老天垂怜,那天没人生病。

    尽管气温很低,但是到底出了太阳,多了些暖烘烘的意味。

    婚礼全程,小幸都激动万分,喜形于色。

    我看她那么高兴,就问她,“既然那么喜欢婚礼,到时候我们再办一次好不好?或者你要真喜欢,我们凑齐一年四季办四场,直接出个王炸!”

    “好啊。”

    她这轻轻地一回,倒是把我整懵了,我以为她会说我“整天想什么呢。”

    “怎么啦?难道你是开玩笑的?”

    “当然不是,你想办的话,我们天天办都行!”

    她依然笑嘻嘻,一点不生气,只是接下来说的话,让我莫名有点心紧。

    “到时候,让我们的小孩来做花童吧!”

    她到底…还是执念于孩子,可是我,并不想她那么大压力。

    “宝贝,你听我说…”

    “不,周未,你听我说,”她按着我的手,轻轻地摸又轻轻地说,“念念不忘,会有回响,有志者事竟成,不是吗?”

    “我知道你爱我,知道你可能真的无所谓要不要小孩,但是我爱你,我就会想拥有一个和你共同的孩子,你信我,我们会有孩子的。”

    我看着她,看着她认真而又执着的表情,最终点了点头。

    “你要一直记得,我爱你,我最爱的就是你,以后就是有了小孩,我也最爱你。”

    她笑着说好。

    大概是受了李来婚礼的影响,那几天,我们都异常兴奋。

    直到一周后,我下班回到家,发现她一动不动坐在沙发上,盯着一封未拆的信。

    “怎么不打开?”我随手拿起来看了看,并没有任何不同。

    她的目光跟着那个信封,被我拿起又放下,吐出了两个字,“胡茵。”

    片刻间,我理解了她的反常,我不熟胡茵的字迹,但是小幸肯定是认识的。

    所以她不用拆开来看,就知道信是她写来的。

    而我们都记得,胡茵说过,再有她的信息,可能就是……

    “老公,我不敢打开看,”小幸在我的怀里,已然泪下。

    “还不一定呢,别瞎想,万一不是你想的那样呢?”我甚至觉得不如就不要打开了,不去看就能一直以为她还好好的,还能有个幻想。而打开了信,可能一切就都回不去了…

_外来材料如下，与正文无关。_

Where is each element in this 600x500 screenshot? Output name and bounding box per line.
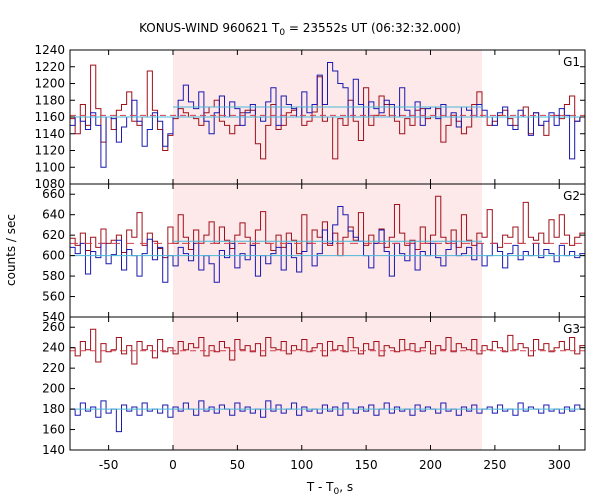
panel-g1-plot bbox=[70, 62, 585, 168]
panel-g1-series-2 bbox=[70, 62, 585, 168]
y-tick-label: 600 bbox=[42, 249, 65, 263]
y-tick-label: 1220 bbox=[34, 60, 65, 74]
panel-g3-frame bbox=[69, 316, 586, 451]
x-tick-label: 50 bbox=[230, 458, 245, 472]
panel-label-g1: G1 bbox=[563, 55, 580, 69]
frame-layer: 1080 1100 1120 1140 1160 1180 1200 1220 1240 G1 54… bbox=[34, 43, 586, 472]
chart-title: KONUS-WIND 960621 T0 = 23552s UT (06:32:… bbox=[139, 21, 461, 38]
y-tick-label: 1080 bbox=[34, 177, 65, 191]
panel-g2-plot bbox=[70, 195, 585, 283]
y-tick-label: 260 bbox=[42, 320, 65, 334]
x-tick-label: 0 bbox=[169, 458, 177, 472]
panel-g3-series-2 bbox=[70, 400, 585, 433]
x-tick-label: 300 bbox=[548, 458, 571, 472]
y-tick-label: 660 bbox=[42, 187, 65, 201]
y-tick-label: 140 bbox=[42, 443, 65, 457]
y-tick-label: 200 bbox=[42, 382, 65, 396]
y-tick-label: 560 bbox=[42, 290, 65, 304]
y-tick-label: 160 bbox=[42, 423, 65, 437]
x-tick-label: -50 bbox=[99, 458, 119, 472]
y-tick-label: 180 bbox=[42, 402, 65, 416]
y-tick-label: 1140 bbox=[34, 127, 65, 141]
x-tick-label: 150 bbox=[355, 458, 378, 472]
panel-label-g3: G3 bbox=[563, 322, 580, 336]
y-tick-label: 1160 bbox=[34, 110, 65, 124]
y-axis-label: counts / sec bbox=[4, 214, 18, 286]
y-tick-label: 640 bbox=[42, 208, 65, 222]
y-tick-label: 620 bbox=[42, 228, 65, 242]
panel-g3-series-1 bbox=[70, 328, 585, 365]
y-tick-label: 220 bbox=[42, 361, 65, 375]
x-tick-label: 250 bbox=[483, 458, 506, 472]
x-axis-label: T - T0, s bbox=[306, 480, 353, 497]
panel-label-g2: G2 bbox=[563, 189, 580, 203]
y-tick-label: 1180 bbox=[34, 93, 65, 107]
x-tick-label: 200 bbox=[419, 458, 442, 472]
y-tick-label: 1120 bbox=[34, 144, 65, 158]
panel-g3-plot bbox=[70, 328, 585, 433]
y-tick-label: 540 bbox=[42, 310, 65, 324]
y-tick-label: 580 bbox=[42, 269, 65, 283]
panel-g2-series-2 bbox=[70, 206, 585, 283]
y-tick-label: 240 bbox=[42, 341, 65, 355]
y-tick-label: 1100 bbox=[34, 160, 65, 174]
y-tick-label: 1240 bbox=[34, 43, 65, 57]
x-tick-label: 100 bbox=[290, 458, 313, 472]
series-layer bbox=[70, 62, 585, 433]
y-tick-label: 1200 bbox=[34, 77, 65, 91]
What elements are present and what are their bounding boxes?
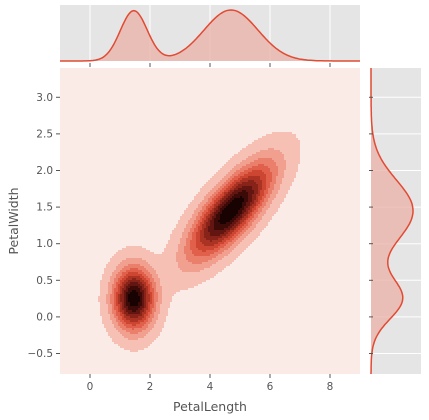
x-tick-label: 4 [207, 381, 214, 393]
right-marginal-kde [370, 68, 414, 374]
y-tick-label: 1.0 [36, 238, 53, 250]
top-kde-line [60, 9, 360, 62]
x-tick-label: 6 [267, 381, 274, 393]
y-tick-label: 0.5 [36, 275, 53, 287]
contour-level [126, 190, 248, 312]
x-tick-label: 8 [327, 381, 334, 393]
y-axis-label: PetalWidth [6, 187, 21, 254]
contour-level [114, 164, 272, 330]
y-tick-label: 2.0 [36, 165, 53, 177]
x-axis-label: PetalLength [173, 399, 247, 414]
joint-kde-contours [98, 132, 300, 352]
x-axis-ticks: 0 2 4 6 8 [87, 63, 334, 393]
right-kde-line [370, 68, 414, 374]
x-tick-label: 2 [147, 381, 154, 393]
y-tick-label: 0.0 [36, 311, 53, 323]
y-tick-label: 3.0 [36, 92, 53, 104]
y-tick-label: −0.5 [28, 348, 54, 360]
top-kde-fill [60, 10, 360, 61]
contour-level [128, 196, 244, 306]
y-axis-ticks: −0.5 0.0 0.5 1.0 1.5 2.0 2.5 3.0 [28, 92, 373, 360]
x-tick-label: 0 [87, 381, 94, 393]
top-marginal-kde [60, 9, 360, 62]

    可是,小幸比我更清楚,万一真是噩耗来临,我们更不能不打开来看,因为有后事要处理。

    “老公,你帮我打开看,好不好?我怕...真的…”

    “好,我来看。”

    小幸整个人埋在我怀里,纸张被撕开的声音被无限放大,撕扯着我和她的心。

    把信抽出来,展开,随着细碎的声音,小幸的身体跟着越来越紧绷。

    我只用了几秒就判断出了信的用意,赶紧喊她,“宝贝,来看,来看,是好事。”

    真的是好事。

    胡茵来信说,她加入了一个志愿小组,说那个小组里的人都身患此病,所以能互相给对方打气,不仅如此,群里所有的人都报名参与试新药,希望能有新的希望。

    更喜人的是,胡茵和群里的一个男孩谈起了恋爱,对方年纪相仿,是被当时相爱的女孩给害了才得的病,于是类似的经历让他们俩更珍惜彼此。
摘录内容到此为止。